Poi? Avanti un altro pisquano da candidare quale successore a Palazzo Chigi, giuramento dei neoministri davanti al capo dello Stato, lettura nelle aule di Montecitorio e Palazzo Madama di programmi impegnativi, risolutivi e bellissimi. Due soldi di speranza li abbiamo sempre avuti in tasca e li avremmo anche nell'eventualità di un avvicendamento nell'esecutivo. Ovviamente il nuovo governo somiglierebbe al precedente, assolutamente incapace di fare qualcosa di diverso rispetto agli altri.
Quindi? Gli ultimi arrivati di norma sono animati da buona volontà e affermano che nel nostro Paese bisogna ridurre la spesa pubblica, eliminare gli sprechi, sburocratizzare l'apparato pubblico, rilanciare l'economia, combattere il triste fenomeno della disoccupazione, specialmente giovanile. Una volta lo chiamavamo refrain, adesso lo chiamiamo mantra, ma la sostanza è identica: i politici, poveretti, ripetono instancabilmente (...)

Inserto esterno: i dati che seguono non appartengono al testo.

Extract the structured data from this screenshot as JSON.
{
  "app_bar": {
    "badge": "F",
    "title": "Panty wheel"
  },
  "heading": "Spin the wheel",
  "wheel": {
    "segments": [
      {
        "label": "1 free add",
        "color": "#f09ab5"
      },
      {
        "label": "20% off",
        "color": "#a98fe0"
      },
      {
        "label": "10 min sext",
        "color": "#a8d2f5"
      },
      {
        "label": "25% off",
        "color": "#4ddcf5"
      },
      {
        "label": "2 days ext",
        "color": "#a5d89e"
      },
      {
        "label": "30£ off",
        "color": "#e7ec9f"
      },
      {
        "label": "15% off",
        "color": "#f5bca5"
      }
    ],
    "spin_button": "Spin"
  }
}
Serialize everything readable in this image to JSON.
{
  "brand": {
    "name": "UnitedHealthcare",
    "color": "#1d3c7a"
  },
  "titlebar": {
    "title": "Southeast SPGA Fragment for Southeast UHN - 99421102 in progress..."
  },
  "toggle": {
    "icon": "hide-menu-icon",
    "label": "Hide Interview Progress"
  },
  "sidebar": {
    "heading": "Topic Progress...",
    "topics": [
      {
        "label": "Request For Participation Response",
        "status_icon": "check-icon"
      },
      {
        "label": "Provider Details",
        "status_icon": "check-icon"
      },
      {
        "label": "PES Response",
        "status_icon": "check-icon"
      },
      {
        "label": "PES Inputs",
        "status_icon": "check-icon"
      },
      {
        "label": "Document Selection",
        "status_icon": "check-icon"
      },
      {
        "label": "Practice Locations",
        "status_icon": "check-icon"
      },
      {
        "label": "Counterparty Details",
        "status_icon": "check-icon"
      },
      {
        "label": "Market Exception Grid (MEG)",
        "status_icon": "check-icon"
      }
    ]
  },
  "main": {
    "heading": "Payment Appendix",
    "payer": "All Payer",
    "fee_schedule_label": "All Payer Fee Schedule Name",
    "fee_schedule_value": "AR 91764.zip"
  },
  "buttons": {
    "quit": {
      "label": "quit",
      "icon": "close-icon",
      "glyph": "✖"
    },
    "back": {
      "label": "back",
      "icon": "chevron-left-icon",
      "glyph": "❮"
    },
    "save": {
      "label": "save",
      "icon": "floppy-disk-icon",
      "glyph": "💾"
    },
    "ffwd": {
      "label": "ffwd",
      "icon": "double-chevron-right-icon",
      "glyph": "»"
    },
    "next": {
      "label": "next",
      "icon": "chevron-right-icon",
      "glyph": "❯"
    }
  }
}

(...) la stessa menata da anni. Non ne possiamo più. Aumenta l'Iva? Lorsignori si giustificano così: lo pretende l'Europa. I diktat di Bruxelles sono vere e proprie formule magiche che inducono i governanti e i governati alla rassegnazione. L'Ue comanda e noi eseguiamo senza protestare, come non ci si ribella alle calamità naturali: si accettano.
Se Letta fa le valigie - lo dice lui stesso - tornerà l'Imu. Ma noi sappiamo che se egli rimane seduto sulla sua poltrona, l'Imu risorgerà comunque, e non perché sia una tassa giusta e sacrosanta, bensì perché garba alla Merkel e ai suoi fedeli servitori. Abbiamo capito l'antifona e non abbiamo più la forza di illuderci che il Padreterno ci aiuti a mutare registro. Ecco perché la ventilata uscita di scena di Letta non turba i nostri sonni e nemmeno la veglia. Se ne va? Chissenefrega. Il peggio che può succedere è che tutto rimanga esattamente come adesso, con l'Ue che ci dà i compiti da fare a casa e noi che, da scolari diligenti, e scemi, adempiamo al nostro dovere di schiavetti soggiogati da sua maestà l'euro.
Abbiamo perso la dignità? No. Non l'abbiamo mai avuta. Come non abbiamo mai avuto il coraggio di mandare in mona quelli che ci costringono a ubbidire ai burocrati europei e a rinunciare alla sovranità nazionale. Non ci rendiamo conto che, se ci sganciassimo dalla baracca continentale, saremmo il primo Paese a risollevarsi dalla crisi in cui siamo precipitati. Stare al rimorchio degli imbecilli ci rende imbecilli. Oltre che straccioni.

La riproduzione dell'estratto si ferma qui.